Tyk2/STAT3 Signaling Mediates β-Amyloid-Induced Neuronal Cell Death: Implications in Alzheimer's Disease

Abstract

One of the pathological hallmarks of Alzheimer's disease (AD) is deposition of extracellular amyloid-beta (Abeta) peptide, which is generated from the cleavage of amyloid precursor protein (APP). Accumulation of Abeta is thought to associate with the progressive neuronal death observed in AD. However, the precise signaling mechanisms underlying the action of Abeta in AD pathophysiology are not completely understood. Here, we report the involvement of the transcription factor signal transducer and activator of transcription 3 (STAT3) in mediating Abeta-induced neuronal death. We find that tyrosine phosphorylation of STAT3 is elevated in the cortex and hippocampus of APP/PS1 transgenic mice. Treatment of cultured rat neurons with Abeta or intrahippocampal injection of mice with Abeta both induces tyrosine phosphorylation of STAT3 in neurons.
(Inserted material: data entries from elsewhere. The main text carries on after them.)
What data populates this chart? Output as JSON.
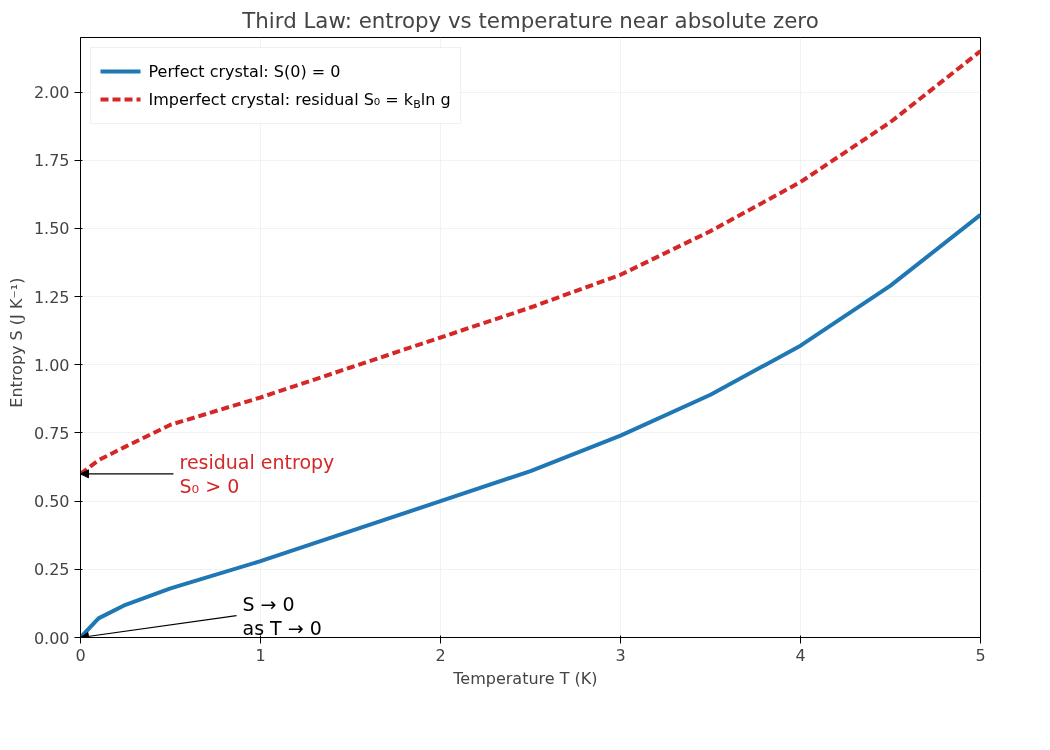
{
  "chart_data": {
    "type": "line",
    "title": "Third Law: entropy vs temperature near absolute zero",
    "xlabel": "Temperature  T  (K)",
    "ylabel": "Entropy  S  (J K⁻¹)",
    "xlim": [
      0,
      5
    ],
    "ylim": [
      0,
      2.2
    ],
    "xticks": [
      0,
      1,
      2,
      3,
      4,
      5
    ],
    "yticks": [
      {
        "value": 0,
        "label": "0.00"
      },
      {
        "value": 0.25,
        "label": "0.25"
      },
      {
        "value": 0.5,
        "label": "0.50"
      },
      {
        "value": 0.75,
        "label": "0.75"
      },
      {
        "value": 1,
        "label": "1.00"
      },
      {
        "value": 1.25,
        "label": "1.25"
      },
      {
        "value": 1.5,
        "label": "1.50"
      },
      {
        "value": 1.75,
        "label": "1.75"
      },
      {
        "value": 2,
        "label": "2.00"
      }
    ],
    "grid": true,
    "legend": "top left",
    "series": [
      {
        "name": "Perfect crystal: S(0) = 0",
        "color": "#1f77b4",
        "line_style": "solid",
        "x": [
          0,
          0.1,
          0.25,
          0.5,
          1,
          1.5,
          2,
          2.5,
          3,
          3.5,
          4,
          4.5,
          5
        ],
        "values": [
          0,
          0.07,
          0.12,
          0.18,
          0.28,
          0.39,
          0.5,
          0.61,
          0.74,
          0.89,
          1.07,
          1.29,
          1.55
        ]
      },
      {
        "name": "Imperfect crystal: residual S₀ = k$_{B}$ln g",
        "color": "#d62728",
        "line_style": "dashed",
        "x": [
          0,
          0.1,
          0.25,
          0.5,
          1,
          1.5,
          2,
          2.5,
          3,
          3.5,
          4,
          4.5,
          5
        ],
        "values": [
          0.6,
          0.65,
          0.7,
          0.78,
          0.88,
          0.99,
          1.1,
          1.21,
          1.33,
          1.49,
          1.67,
          1.89,
          2.15
        ]
      }
    ],
    "annotations": [
      {
        "text": "residual entropy\nS₀ > 0",
        "x": 0,
        "y": 0.6
      },
      {
        "text": "S → 0\nas T → 0",
        "x": 0,
        "y": 0
      }
    ]
  }
}
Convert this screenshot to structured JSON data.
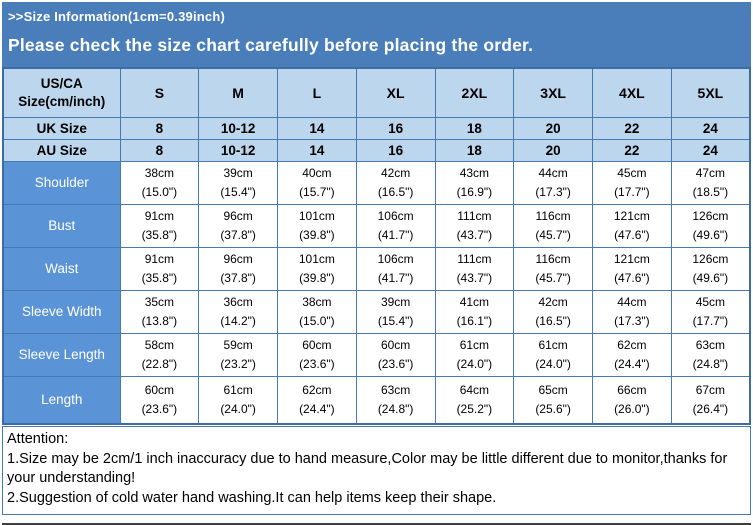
{
  "colors": {
    "banner_bg": "#4A7EBB",
    "table_header_bg": "#BCD6EE",
    "label_cell_bg": "#5B94D6",
    "border_blue": "#4679B2",
    "cell_bg": "#FFFFFF",
    "text_dark": "#000000",
    "text_light": "#FFFFFF"
  },
  "banner": {
    "subtitle": ">>Size Information(1cm=0.39inch)",
    "title": "Please check the size chart carefully before placing the order."
  },
  "size_table": {
    "corner_label_line1": "US/CA",
    "corner_label_line2": "Size(cm/inch)",
    "columns": [
      "S",
      "M",
      "L",
      "XL",
      "2XL",
      "3XL",
      "4XL",
      "5XL"
    ],
    "size_rows": [
      {
        "label": "UK Size",
        "values": [
          "8",
          "10-12",
          "14",
          "16",
          "18",
          "20",
          "22",
          "24"
        ]
      },
      {
        "label": "AU Size",
        "values": [
          "8",
          "10-12",
          "14",
          "16",
          "18",
          "20",
          "22",
          "24"
        ]
      }
    ],
    "measure_rows": [
      {
        "label": "Shoulder",
        "cm": [
          "38cm",
          "39cm",
          "40cm",
          "42cm",
          "43cm",
          "44cm",
          "45cm",
          "47cm"
        ],
        "inch": [
          "(15.0\")",
          "(15.4\")",
          "(15.7\")",
          "(16.5\")",
          "(16.9\")",
          "(17.3\")",
          "(17.7\")",
          "(18.5\")"
        ]
      },
      {
        "label": "Bust",
        "cm": [
          "91cm",
          "96cm",
          "101cm",
          "106cm",
          "111cm",
          "116cm",
          "121cm",
          "126cm"
        ],
        "inch": [
          "(35.8\")",
          "(37.8\")",
          "(39.8\")",
          "(41.7\")",
          "(43.7\")",
          "(45.7\")",
          "(47.6\")",
          "(49.6\")"
        ]
      },
      {
        "label": "Waist",
        "cm": [
          "91cm",
          "96cm",
          "101cm",
          "106cm",
          "111cm",
          "116cm",
          "121cm",
          "126cm"
        ],
        "inch": [
          "(35.8\")",
          "(37.8\")",
          "(39.8\")",
          "(41.7\")",
          "(43.7\")",
          "(45.7\")",
          "(47.6\")",
          "(49.6\")"
        ]
      },
      {
        "label": "Sleeve Width",
        "cm": [
          "35cm",
          "36cm",
          "38cm",
          "39cm",
          "41cm",
          "42cm",
          "44cm",
          "45cm"
        ],
        "inch": [
          "(13.8\")",
          "(14.2\")",
          "(15.0\")",
          "(15.4\")",
          "(16.1\")",
          "(16.5\")",
          "(17.3\")",
          "(17.7\")"
        ]
      },
      {
        "label": "Sleeve Length",
        "cm": [
          "58cm",
          "59cm",
          "60cm",
          "60cm",
          "61cm",
          "61cm",
          "62cm",
          "63cm"
        ],
        "inch": [
          "(22.8\")",
          "(23.2\")",
          "(23.6\")",
          "(23.6\")",
          "(24.0\")",
          "(24.0\")",
          "(24.4\")",
          "(24.8\")"
        ]
      },
      {
        "label": "Length",
        "cm": [
          "60cm",
          "61cm",
          "62cm",
          "63cm",
          "64cm",
          "65cm",
          "66cm",
          "67cm"
        ],
        "inch": [
          "(23.6\")",
          "(24.0\")",
          "(24.4\")",
          "(24.8\")",
          "(25.2\")",
          "(25.6\")",
          "(26.0\")",
          "(26.4\")"
        ]
      }
    ]
  },
  "footer": {
    "lines": [
      "Attention:",
      "1.Size may be 2cm/1 inch inaccuracy due to hand measure,Color may be little different due to monitor,thanks for your understanding!",
      "2.Suggestion of cold water hand washing.It can help items keep their shape."
    ]
  }
}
Importantly, reduction of either the expression or activation of STAT3 markedly attenuates Abeta-induced neuronal apoptosis, suggesting that STAT3 activation contributes to neuronal death after Abeta exposure. We further identify Tyk2 as the tyrosine kinase that acts upstream of STAT3, as Abeta-induced activation of STAT3 and caspase-3-dependent neuronal death can be inhibited in tyk2(-/-) neurons. Finally, increased tyrosine phosphorylation of STAT3 is also observed in postmortem brains of AD patients. Our observations collectively reveal a novel role of STAT3 in Abeta-induced neuronal death and suggest the potential involvement of Tyk2/STAT3 signaling in AD pathophysiology.